O que sobra do processo

O que sobra do processo

Os profissionais do mercado dizem que a economia vive de expectativas. Não há dúvidas sobre isso. A economia gira em torno dos projetos futuros dos agentes sejam os investimentos milionários de uma multinacional ou o dinheirinho suado do cidadão comum que guarda uns trocados para comprar uma geladeira ou trocar a televisão da sala. Entre vários erros — das pedaladas às fraudes eleitorais — esse foi o maior pecado cometido pelo governo da presidente Dilma Rousseff: gerir a economia de maneira tão desastrosa a ponto de paralisar o país e congelar as expectativas dos cidadãos. Se, no primeiro mandato, foi possível mascarar os números, a segunda gestão matou a esperança de milhões de brasileiros, inclusive os que votaram no seu projeto de governo.

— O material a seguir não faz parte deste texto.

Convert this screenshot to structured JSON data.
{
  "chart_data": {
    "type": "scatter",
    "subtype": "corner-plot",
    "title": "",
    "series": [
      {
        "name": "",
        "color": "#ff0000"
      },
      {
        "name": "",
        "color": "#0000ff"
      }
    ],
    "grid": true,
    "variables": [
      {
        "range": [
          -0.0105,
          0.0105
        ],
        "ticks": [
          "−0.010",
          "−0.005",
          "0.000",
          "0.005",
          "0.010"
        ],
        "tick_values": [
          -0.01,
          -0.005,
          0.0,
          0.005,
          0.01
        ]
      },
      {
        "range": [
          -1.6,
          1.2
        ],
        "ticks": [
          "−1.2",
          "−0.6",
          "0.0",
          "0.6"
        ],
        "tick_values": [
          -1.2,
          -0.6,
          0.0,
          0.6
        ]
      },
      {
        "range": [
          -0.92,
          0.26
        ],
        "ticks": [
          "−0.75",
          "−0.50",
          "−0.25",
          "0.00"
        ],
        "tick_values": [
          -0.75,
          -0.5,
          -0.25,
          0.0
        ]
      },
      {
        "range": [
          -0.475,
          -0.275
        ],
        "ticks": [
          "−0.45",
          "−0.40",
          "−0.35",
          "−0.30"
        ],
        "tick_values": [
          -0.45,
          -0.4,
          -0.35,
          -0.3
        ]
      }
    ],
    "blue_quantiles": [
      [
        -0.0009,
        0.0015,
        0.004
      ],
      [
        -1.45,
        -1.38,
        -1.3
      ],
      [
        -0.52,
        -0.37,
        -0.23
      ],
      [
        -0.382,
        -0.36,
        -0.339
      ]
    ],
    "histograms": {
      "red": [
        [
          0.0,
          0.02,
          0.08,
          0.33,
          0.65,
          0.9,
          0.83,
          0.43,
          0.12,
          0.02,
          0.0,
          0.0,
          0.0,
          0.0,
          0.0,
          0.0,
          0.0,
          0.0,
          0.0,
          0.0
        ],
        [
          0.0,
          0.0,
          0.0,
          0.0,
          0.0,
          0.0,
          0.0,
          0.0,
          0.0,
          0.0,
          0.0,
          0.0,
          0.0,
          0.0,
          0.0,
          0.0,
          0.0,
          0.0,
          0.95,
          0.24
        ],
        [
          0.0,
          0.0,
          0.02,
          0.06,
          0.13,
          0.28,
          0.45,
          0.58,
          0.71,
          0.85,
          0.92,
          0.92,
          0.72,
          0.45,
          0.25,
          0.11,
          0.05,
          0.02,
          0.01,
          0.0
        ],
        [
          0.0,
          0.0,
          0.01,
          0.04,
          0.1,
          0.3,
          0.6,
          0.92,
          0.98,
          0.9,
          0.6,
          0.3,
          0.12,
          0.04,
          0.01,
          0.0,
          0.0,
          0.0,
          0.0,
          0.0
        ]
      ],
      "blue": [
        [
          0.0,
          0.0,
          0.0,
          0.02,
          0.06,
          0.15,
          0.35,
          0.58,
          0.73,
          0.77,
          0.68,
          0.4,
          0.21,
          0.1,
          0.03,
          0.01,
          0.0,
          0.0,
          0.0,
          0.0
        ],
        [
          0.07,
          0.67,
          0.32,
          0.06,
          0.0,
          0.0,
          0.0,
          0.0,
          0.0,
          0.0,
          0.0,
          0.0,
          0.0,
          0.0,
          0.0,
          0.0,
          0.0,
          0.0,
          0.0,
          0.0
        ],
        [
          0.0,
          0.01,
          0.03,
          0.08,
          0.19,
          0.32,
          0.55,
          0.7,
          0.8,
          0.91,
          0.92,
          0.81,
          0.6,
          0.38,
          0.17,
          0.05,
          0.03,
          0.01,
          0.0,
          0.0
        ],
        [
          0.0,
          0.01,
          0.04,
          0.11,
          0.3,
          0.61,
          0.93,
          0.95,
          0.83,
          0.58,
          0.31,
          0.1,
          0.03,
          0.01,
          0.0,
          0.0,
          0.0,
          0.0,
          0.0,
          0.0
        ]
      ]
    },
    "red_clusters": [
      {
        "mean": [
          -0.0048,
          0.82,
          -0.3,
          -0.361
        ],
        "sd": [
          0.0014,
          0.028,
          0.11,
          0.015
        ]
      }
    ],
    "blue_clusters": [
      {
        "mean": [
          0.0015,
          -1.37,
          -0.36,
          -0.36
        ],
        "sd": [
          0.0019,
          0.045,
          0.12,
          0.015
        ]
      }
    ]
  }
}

Contudo, não se pode perder a esperança em dias melhores. Tanto na vida como na economia, as crises sempre ensejam ensinamentos que permitem evoluir. A primeira grande lição delas aponta para a importância e a valorização do voto, um ato político para o qual a população dá pouca importância. Muitas pessoas tratam a participação política com descaso, votando em qualquer um, ausentando-se das votações, mantendo o título eleitoral fora do seu domicílio, alienando-se da discussão. Políticos sobejamente corruptos prosperam por muitas legislaturas. Está aí o deputado Paulo Maluf com direito a voto na comissão do impeachment.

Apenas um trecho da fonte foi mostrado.